Глава двадцать шестая
Пак
Шон Кендрик предложил мне встретиться с ним на утесах над бухтой Фелл, но когда я прихожу туда, его не видно.
Утесы здесь не такие высокие, как те, что окружают песчаный берег, где проходят бега, и они не такие ослепительно-белые. Берег бухты представляет собой нечто причудливое и неудобное, и когда однажды мы с Дав сумели спуститься туда по узкой неровной дорожке, я обнаружила, что скакать там невозможно. Пляж каменистый и кочковатый, а море подходит слишком близко. Сейчас отлив, но все равно до воды всего пятнадцать футов сплошных камней, на которые набегают волны. Это одно из тех мест, насчет которых нас всегда предостерегали, так как водяные лошади могут здесь выйти из океана и снова исчезнуть в нем, прихватив нас, — и все это займет у них ровно столько времени, сколько нужно волне, чтобы нахлынуть на сушу и уйти обратно.
Мне вдруг приходит в голову: а не пригласил ли Шон Кендрик меня сюда просто ради шутки?
Но прежде чем я успеваю подумать о том, похож ли Шон Кендрик на подобного шутника, и изобрести какую-нибудь гадость для него, раздается стук лошадиных копыт. Я не сразу понимаю, с какой стороны доносится звук, а потом соображаю, что это где-то наверху. Я задираю голову, чтобы посмотреть.
Одинокая лошадь несется полным галопом по самому краю утеса, из-под ее копыт вылетают куски дерна.
Я узнаю скакуна за мгновение до того, как могу разглядеть всадника — Шона Кендрика, пригнувшегося к спине жеребца; они двигаются как одно существо. Когда кроваво-красный водяной конь проносится над моей головой, я вижу, что Шон Кендрик скачет без седла, а это самый опасный из всех возможных способов. Кожа к коже, пульс к пульсу, и ничто не защитит, если тебя захватит магия водяной лошади.
Я не желаю восхищаться Кендриком, признавать, что эти двое совершенно не похожи на все, что мне приходилось когда-либо встречать, — но не могу удержаться от восхищения. Красный жеребец так стремителен, что у меня захватывает дыхание, а сердце начинает биться быстрее от восторга. Я-то думала, будто те лошади, за которыми я наблюдала в первый день тренировок, достаточно быстры, но я никогда не видела лошади, которая мчалась бы вот так.
И Шон Кендрик на спине красного жеребца… Конечно, он неприятный тип, в этом нет сомнений, но тот старик, с которым я встретилась в лавке мясника, был прав: что-то в нем есть. Он знает своих лошадей, но дело не только в этом.
Я думаю о том, что ощущали мои руки, когда я держала его голову над водой.
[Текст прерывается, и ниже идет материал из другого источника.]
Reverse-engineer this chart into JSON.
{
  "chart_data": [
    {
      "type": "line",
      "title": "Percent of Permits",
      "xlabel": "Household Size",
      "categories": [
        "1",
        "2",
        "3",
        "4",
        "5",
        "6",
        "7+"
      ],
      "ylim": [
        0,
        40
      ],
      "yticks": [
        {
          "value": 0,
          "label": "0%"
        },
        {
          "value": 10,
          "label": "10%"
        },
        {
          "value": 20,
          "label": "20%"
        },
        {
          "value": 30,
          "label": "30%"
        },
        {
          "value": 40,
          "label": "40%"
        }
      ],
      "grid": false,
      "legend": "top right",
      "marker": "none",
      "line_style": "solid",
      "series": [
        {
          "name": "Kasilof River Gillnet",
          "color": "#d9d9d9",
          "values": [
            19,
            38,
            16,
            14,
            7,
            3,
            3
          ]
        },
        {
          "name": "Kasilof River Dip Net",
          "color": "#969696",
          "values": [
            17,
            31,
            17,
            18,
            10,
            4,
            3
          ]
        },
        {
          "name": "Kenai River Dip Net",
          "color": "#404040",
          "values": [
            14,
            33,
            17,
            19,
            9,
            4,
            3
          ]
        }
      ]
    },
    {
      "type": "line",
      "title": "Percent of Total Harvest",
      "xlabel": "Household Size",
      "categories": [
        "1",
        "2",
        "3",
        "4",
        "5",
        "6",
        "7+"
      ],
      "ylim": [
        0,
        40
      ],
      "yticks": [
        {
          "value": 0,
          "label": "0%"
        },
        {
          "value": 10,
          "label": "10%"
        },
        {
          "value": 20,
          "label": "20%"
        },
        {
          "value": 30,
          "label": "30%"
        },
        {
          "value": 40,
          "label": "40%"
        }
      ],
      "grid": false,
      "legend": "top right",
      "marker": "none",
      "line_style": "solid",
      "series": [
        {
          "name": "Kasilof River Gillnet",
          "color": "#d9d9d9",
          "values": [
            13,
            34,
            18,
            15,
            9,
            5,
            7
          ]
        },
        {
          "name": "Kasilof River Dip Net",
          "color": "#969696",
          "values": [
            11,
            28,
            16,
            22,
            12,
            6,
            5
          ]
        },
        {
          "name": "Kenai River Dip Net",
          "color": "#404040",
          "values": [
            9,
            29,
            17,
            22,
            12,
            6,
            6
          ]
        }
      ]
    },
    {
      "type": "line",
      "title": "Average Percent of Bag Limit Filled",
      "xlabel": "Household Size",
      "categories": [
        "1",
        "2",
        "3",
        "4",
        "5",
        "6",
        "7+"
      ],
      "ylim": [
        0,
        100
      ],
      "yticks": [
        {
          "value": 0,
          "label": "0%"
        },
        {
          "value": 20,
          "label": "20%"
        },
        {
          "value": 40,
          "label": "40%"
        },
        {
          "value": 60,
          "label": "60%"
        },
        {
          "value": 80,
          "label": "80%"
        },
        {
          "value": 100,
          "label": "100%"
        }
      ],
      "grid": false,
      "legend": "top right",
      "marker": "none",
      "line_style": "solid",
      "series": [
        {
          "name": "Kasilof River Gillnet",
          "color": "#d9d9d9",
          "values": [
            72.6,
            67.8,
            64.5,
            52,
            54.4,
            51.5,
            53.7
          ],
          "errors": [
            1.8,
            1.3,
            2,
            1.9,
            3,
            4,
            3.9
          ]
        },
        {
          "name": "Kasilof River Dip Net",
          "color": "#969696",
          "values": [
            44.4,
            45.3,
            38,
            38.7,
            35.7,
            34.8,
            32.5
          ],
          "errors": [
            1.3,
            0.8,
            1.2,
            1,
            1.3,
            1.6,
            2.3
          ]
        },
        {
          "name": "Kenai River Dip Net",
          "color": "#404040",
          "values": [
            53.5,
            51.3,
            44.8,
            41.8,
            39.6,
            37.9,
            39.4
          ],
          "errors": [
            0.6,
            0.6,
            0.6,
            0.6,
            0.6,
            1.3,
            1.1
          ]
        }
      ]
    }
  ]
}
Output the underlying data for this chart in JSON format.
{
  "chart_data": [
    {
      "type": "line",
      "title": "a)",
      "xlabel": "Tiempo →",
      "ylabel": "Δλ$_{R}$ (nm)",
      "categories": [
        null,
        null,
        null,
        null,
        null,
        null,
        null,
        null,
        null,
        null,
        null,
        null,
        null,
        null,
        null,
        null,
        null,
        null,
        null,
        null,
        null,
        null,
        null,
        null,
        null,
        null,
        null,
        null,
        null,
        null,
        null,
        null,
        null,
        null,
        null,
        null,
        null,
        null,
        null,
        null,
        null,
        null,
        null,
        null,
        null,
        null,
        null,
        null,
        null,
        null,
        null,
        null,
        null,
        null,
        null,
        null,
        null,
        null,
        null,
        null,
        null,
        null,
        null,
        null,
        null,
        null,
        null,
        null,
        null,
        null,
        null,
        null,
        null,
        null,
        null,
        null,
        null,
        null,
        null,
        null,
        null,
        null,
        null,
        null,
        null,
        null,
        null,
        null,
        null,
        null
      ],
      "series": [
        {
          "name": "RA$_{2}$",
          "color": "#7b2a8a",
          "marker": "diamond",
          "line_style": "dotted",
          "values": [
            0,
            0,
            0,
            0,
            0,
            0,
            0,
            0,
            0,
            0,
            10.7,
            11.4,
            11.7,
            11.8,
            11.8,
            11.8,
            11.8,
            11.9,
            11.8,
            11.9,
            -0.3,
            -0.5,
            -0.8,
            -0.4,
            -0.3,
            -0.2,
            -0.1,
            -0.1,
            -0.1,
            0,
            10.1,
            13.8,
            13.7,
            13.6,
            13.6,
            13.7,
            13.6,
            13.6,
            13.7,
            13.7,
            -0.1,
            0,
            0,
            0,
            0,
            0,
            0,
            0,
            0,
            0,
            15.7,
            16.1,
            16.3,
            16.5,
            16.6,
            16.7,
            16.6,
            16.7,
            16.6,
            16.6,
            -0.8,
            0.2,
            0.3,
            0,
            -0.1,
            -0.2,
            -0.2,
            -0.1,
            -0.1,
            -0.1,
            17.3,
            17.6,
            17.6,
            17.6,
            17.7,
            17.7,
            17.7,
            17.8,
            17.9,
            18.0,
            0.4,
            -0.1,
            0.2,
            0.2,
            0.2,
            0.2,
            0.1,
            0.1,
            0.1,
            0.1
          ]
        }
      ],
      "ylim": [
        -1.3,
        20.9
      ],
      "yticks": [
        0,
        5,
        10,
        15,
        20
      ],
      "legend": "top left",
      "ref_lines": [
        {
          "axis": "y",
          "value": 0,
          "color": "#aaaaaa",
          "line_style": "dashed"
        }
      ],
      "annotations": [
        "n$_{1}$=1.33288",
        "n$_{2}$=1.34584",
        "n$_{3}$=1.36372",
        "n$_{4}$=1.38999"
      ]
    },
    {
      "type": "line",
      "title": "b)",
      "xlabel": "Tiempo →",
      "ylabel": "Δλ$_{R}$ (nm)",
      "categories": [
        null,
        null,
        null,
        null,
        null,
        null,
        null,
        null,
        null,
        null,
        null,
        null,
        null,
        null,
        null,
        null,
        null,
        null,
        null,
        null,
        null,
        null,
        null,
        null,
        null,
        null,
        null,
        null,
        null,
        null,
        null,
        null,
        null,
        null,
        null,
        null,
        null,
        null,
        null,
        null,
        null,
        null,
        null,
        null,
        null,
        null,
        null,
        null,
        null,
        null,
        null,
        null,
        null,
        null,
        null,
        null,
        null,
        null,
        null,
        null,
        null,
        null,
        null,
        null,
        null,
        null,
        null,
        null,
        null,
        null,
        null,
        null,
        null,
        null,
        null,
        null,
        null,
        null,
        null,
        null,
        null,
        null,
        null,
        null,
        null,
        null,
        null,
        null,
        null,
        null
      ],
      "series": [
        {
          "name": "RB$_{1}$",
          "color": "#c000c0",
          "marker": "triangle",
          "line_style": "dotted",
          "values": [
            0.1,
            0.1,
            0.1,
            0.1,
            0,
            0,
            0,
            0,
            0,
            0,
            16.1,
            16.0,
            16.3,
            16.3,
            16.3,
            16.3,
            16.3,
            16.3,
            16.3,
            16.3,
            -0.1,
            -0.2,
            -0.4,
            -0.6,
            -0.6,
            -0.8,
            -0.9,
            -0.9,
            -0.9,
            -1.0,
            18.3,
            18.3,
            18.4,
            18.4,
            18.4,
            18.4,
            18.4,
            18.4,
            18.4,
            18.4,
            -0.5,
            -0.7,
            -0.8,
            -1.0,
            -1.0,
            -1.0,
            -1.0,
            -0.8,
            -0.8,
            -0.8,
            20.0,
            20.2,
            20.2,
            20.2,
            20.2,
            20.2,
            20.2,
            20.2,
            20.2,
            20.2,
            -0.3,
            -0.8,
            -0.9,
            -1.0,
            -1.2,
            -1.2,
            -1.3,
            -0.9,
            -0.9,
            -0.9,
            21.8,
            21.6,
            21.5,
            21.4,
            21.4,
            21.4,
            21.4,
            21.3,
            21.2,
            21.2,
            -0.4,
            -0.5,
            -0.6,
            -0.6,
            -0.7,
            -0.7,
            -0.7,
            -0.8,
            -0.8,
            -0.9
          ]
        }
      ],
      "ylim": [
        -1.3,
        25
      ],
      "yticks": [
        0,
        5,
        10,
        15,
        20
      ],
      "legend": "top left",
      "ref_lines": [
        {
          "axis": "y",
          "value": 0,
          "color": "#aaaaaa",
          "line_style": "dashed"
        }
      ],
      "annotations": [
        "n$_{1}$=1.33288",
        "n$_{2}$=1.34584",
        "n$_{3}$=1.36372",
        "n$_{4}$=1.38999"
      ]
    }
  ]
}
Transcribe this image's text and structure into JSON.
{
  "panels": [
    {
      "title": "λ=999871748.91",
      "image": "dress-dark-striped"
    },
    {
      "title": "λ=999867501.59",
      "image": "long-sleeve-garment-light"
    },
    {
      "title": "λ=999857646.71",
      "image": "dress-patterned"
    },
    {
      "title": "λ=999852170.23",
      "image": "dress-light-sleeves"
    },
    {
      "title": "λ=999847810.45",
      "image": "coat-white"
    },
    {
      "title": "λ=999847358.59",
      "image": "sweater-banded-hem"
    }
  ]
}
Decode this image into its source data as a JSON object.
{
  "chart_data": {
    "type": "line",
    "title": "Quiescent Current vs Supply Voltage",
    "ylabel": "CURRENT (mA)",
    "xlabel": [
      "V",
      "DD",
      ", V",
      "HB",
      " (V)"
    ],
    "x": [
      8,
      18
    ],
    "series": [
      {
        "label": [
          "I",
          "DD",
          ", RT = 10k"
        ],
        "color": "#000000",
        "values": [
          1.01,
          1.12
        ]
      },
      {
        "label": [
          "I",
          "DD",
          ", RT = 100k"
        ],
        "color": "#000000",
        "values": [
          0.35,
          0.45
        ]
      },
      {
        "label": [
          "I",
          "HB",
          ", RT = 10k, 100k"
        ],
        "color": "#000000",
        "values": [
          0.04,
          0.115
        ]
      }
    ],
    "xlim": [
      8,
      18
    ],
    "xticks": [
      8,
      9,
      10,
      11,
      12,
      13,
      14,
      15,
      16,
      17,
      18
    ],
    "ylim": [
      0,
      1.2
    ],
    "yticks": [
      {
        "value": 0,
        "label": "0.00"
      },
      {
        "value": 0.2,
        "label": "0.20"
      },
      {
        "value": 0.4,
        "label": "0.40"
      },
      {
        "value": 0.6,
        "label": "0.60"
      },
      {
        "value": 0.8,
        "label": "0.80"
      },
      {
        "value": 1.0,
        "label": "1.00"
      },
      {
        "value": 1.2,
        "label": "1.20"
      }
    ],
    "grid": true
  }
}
И еще думаю о том, каково это: скакать на подобной лошади. Легкое чувство вины укалывает меня, когда я вспоминаю Финна и его принципы или, скорее, мои принципы, которые начали рушиться в тот момент, когда на кону оказался дом. Мне бы хотелось не так переживать по этому поводу.
Мы с Дав возвращаемся к вершине холма, и Дав слегка пригарцовывает. Хотя мы поднимаемся вверх по склону и я гоняю ее уже несколько дней подряд, она все еще горит жаждой бега. А я слышу тихий голос Финна, когда она взмахивает хвостом.
К тому времени, когда добираюсь до верхней дороги, я уже знаю, о чем попрошу Шона.
Шон
Кэт Конноли еще нет, когда я добираюсь до места встречи, и потому я жду несколько долгих минут — которых, и общем-то, у меня нет. Я привязываю гнедую кобылу, черчу на земле круг и плюю в него, а потом позволяю Корру пробежаться. Если Кэт не появится, я хотя бы дам Корру размяться. Он сегодня полон энтузиазма и рад галопу, как и я.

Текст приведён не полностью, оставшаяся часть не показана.